Saturday during the day we went to Newburyport with my folks, to have fun at the Yankee Homecoming they do every year. The place was packed. It was insane. Crazy insane. But we had a nice time shopping, and my mom bought deadly delicious fudge, and we had a great time hoofing around checking stuff out.

The "Life is Good" store is hiring part time help. I may have to look into that. I wonder if one gets a discount. I'd gladly work there. It'd be fun.

I think.

Doug's boss got married Saturday Night.

It was an evening wedding, civil ceremony, and they did some interesting and peculiar things that I've not seen done at weddings before. After the public ceremony, they were spirited away to do a Buddhist thing (she's Chinese American, her husband's a white boy) and so there was a huge period of time when we stood around at cocktail hour waiting... waiting...

The reception was fun, the DJ was incredibly insufferable. As DJs usually are. I went up and requested "One Week" by BNL (I figure that's the danciest thing they have) and he said he wasn't sure if he had it. So he asked me if I wanted to have him look up something else.

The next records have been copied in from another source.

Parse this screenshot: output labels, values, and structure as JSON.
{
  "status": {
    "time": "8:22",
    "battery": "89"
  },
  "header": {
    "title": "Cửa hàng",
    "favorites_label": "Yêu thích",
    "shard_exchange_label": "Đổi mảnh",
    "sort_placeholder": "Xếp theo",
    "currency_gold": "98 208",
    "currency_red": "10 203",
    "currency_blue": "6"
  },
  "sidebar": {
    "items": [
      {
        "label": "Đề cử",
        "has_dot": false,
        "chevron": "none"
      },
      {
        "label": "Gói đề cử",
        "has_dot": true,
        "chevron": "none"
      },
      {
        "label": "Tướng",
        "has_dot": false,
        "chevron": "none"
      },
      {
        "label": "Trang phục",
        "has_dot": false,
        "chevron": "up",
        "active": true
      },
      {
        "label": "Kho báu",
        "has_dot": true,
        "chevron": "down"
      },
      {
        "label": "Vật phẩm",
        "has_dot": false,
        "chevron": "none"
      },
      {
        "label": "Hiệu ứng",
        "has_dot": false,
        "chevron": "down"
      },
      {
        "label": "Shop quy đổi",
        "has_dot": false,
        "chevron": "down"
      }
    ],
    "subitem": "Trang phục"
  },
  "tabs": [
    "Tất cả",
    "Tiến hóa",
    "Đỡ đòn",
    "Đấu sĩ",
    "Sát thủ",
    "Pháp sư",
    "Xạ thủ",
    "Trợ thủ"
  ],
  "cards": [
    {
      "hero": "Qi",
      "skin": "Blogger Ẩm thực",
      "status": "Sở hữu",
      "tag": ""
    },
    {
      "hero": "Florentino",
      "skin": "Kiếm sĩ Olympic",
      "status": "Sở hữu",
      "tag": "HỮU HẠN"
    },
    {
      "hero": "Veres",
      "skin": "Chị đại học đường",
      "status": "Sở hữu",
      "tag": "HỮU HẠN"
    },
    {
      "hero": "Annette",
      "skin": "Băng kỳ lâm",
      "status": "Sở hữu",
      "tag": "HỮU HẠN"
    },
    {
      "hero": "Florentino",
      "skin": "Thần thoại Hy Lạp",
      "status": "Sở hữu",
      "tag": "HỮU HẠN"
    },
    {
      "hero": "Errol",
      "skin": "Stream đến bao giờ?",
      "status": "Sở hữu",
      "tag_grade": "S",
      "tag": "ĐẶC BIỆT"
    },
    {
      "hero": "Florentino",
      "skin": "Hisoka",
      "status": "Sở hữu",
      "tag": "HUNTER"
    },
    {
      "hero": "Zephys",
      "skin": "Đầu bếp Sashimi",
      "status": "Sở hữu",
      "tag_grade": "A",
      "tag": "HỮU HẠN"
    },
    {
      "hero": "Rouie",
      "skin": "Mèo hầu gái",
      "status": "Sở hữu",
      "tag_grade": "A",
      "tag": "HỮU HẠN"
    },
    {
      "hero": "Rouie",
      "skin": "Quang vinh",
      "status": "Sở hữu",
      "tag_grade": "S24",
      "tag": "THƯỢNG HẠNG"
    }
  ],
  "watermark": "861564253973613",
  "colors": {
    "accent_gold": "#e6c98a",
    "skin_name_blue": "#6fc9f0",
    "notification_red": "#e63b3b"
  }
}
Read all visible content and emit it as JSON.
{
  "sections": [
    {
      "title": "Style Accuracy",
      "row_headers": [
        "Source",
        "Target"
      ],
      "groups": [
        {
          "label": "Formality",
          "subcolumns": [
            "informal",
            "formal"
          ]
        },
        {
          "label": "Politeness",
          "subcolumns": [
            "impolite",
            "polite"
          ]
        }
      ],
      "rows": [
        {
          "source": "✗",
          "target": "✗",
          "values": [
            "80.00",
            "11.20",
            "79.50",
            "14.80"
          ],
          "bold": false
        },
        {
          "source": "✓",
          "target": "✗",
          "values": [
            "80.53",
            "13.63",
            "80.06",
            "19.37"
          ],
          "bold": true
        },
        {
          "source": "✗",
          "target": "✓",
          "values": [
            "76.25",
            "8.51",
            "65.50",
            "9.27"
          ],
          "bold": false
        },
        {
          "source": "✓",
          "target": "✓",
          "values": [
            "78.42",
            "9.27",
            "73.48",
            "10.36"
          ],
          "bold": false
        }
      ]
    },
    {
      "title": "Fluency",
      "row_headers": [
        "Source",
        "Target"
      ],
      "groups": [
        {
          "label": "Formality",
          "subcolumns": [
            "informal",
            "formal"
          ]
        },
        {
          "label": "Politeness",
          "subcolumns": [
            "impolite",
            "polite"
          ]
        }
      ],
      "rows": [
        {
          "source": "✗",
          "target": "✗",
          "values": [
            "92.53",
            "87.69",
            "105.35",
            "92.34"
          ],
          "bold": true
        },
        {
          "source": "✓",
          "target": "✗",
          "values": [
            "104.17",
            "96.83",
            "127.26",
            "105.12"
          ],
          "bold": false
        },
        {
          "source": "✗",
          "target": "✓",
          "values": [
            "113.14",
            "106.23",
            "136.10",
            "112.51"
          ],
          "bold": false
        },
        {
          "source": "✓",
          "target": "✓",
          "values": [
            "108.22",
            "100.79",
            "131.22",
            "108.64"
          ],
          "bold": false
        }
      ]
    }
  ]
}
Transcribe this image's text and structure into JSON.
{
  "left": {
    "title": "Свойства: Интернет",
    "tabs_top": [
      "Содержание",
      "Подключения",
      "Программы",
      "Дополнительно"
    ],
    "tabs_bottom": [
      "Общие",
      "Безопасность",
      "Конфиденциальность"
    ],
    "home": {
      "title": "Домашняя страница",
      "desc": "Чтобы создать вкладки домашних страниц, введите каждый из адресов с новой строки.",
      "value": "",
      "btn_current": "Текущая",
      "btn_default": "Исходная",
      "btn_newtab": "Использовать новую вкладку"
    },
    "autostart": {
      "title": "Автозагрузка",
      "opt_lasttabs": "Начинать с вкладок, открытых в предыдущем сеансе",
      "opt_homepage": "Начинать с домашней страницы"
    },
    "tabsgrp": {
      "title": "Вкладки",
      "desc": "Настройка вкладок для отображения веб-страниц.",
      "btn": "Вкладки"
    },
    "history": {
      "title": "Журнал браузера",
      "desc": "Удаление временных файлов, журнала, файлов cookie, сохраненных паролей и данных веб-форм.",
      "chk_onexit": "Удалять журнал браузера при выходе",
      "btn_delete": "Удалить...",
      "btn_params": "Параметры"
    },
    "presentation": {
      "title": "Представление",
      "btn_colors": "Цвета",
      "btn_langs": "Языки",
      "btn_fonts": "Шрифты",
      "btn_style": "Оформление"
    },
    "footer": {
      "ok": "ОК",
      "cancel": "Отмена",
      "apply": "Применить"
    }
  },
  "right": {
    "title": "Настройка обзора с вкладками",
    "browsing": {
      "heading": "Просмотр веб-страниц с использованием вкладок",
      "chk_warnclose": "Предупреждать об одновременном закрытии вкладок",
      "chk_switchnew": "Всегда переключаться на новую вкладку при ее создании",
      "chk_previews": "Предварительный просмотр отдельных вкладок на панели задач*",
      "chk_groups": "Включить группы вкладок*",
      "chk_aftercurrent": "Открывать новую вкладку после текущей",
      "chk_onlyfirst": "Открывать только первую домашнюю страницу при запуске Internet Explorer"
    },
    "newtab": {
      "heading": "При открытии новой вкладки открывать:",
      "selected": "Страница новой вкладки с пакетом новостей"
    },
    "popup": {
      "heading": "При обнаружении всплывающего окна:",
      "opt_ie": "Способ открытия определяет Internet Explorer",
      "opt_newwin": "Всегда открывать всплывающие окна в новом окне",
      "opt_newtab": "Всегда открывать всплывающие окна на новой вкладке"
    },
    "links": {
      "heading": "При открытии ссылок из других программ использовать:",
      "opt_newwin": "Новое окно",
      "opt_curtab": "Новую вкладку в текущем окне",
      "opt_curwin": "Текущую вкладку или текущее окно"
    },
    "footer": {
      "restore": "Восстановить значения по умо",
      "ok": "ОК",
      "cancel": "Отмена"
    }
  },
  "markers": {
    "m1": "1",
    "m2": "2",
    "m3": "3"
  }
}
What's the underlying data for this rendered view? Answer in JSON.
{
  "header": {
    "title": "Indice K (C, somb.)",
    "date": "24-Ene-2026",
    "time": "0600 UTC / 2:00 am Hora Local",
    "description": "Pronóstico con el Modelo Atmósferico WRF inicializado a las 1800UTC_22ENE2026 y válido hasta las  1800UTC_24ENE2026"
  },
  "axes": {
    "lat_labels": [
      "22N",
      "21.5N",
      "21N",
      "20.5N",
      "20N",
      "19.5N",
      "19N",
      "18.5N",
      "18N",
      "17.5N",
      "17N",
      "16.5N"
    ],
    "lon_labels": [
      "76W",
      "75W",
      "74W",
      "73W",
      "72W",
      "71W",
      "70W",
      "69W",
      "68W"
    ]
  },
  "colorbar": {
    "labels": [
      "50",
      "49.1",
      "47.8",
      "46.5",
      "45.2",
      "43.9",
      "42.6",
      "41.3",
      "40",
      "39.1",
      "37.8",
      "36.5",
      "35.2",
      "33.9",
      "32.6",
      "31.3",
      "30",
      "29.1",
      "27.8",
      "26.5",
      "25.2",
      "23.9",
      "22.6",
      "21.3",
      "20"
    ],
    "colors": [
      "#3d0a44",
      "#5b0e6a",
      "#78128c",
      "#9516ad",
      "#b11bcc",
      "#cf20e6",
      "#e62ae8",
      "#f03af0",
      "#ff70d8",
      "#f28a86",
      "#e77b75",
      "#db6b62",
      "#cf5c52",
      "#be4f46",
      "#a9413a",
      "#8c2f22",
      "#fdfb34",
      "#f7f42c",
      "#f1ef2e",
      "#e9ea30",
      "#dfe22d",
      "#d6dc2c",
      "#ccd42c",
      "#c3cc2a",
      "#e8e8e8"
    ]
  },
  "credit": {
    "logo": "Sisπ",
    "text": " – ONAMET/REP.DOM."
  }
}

"How about some Metallica? You don't seem to be playing enough of that." I got a blank stare back from him.

He played all kinds of shit that no one on this holy good green earth ever EVER needs to ever EVER hear again as long as they live.

"Celebrate good times, c'mon!" Choke me with your bare hands, please.

"We are Family, I got all my sisters with me." Puh-lease.

I love how DJs play Bob Seger's "Old Time Rock and Roll" song, because it's a song about hating all that kind of music. It cracks me up.

Oh, and the funniest thing in my mind was someone requested the Pina Colada song "Escape". That's great at a wedding. It's about infidelity, straying to go see if someone other than your lady is right for you... and then having a good time laughing about how you almost went off and cheated, and boy weren't you lucky it turns out that you really DO have lots of stuff in common! Yay! Happy ending!

I hate that song.

I had a great time at the wedding. And one of the reasons I married my husband, and one of the reasons why I love him to death, is because he loves to sit back and mock with me. We mock without mercy, and laugh and laugh. Good times, good times. It was nice to meet his co-workers for the first time... they were all pretty cool and we had a fun table.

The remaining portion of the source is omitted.